NASCAR Misses a Turn

NASCAR is losing its audience. And I don't mean that its audience is drifting away. No; NASCAR is actually driving, er, forcing their audience away.

It was reported in the NY Times Sunday Sports section (April 15, 2007) that NASCAR's audience growth is slowing and that it's TV audience is actually down significantly from last year.

The fault for this decline belongs to NASCAR and Fox Sports.

To put more of a point on it: it's the "pre-race" show, Daryl Waltrip and "boogity, boogity, boogity".

The pre-race show used to be a separate program, listed in at different time in the TV Guide and sometimes even on a separate TV network. The pre-race has now morphed into a 30-60 minute badly (very badly) produced footbal half-time show that has little to do with racing and a lot to do with wasting the audience's time.

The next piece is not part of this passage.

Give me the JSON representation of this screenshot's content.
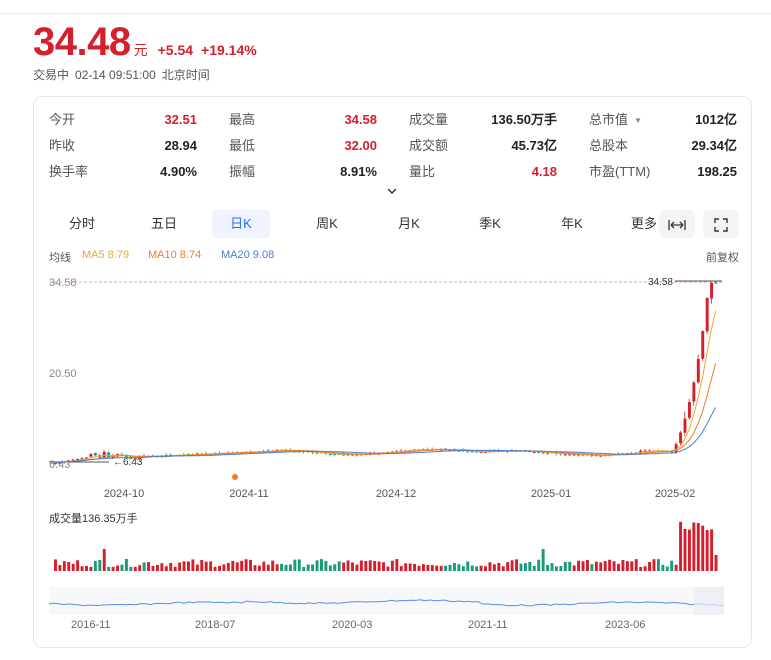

Tip for NASCAR: if you don't want to loose my interest then give me what I come for -- racing.

Daryl Waltrip. Ugh. Please give Daryl a vacation. A permanent vacation.

In February, 2001 Daryl was lucky or unlucky enough to be in a perfect storm at the end of the Daytona 500. All within a few seconds, Daryl, who was new and still quaintly amateurish in his color coverage for Fox Sports, spontaneously shouted the joy as his brother Michael won the Daytona 500 and sombertly witnessed the fatal crash of the great Dale Earnhardt. Some experts have rightly called it one of the great moments in sports broadcasting.

Unfortunately Daryl has confused this important moment with himself. He thinks that he created the moment rather than just being a piece, an element, in it.

And the rest of us have to live with his mistake. For 5 year now. Check the TV numbers NASCAR; when did they start going down? Was it when Daryl decided that he and "boogity, boogity, boogity" were more important than the race itself? (Let me help; yes, that is when the audience started to leave.)

"Boogity, boogity, boogity" is not an exciting way to kick off an event. It's not interesting. It's not even cute. It's boorish. It's boring.

And to let the "personality" that "owns" this phrase make such an issue out of making sure that we all know that he owns it and that he has his own, personal special time for saying it and that somehow we should all think that both he and his catchphrase are extra special -- well that's just stupid.

In previous years we had the pleasure of listening to commentatng voices that cared about NASCAR as "sport" more than as a personal track to fame. Benny Parsons -- a gentleman expert and friend of fans. That was the old way. Now we have Daryl Waltrip whose entire career has been colored by his behavior as a bit of an ass and, at best, a disregarder of fans but, at worst, disparager of the folks who paid his way.

NASCAR's TV audience is decling because of Daryl's bad manners and his "look at me" coverage and because of the weird concept of moving the actual racing to the back end of the TV show.

Make the race coverage start at the listed time. Create a different show for the folks that want it. And you might tell your fans at the track, at every race, what is the start for the concert and what is the time for the actual race.

"Racing" -- NASCAR: it's in your name.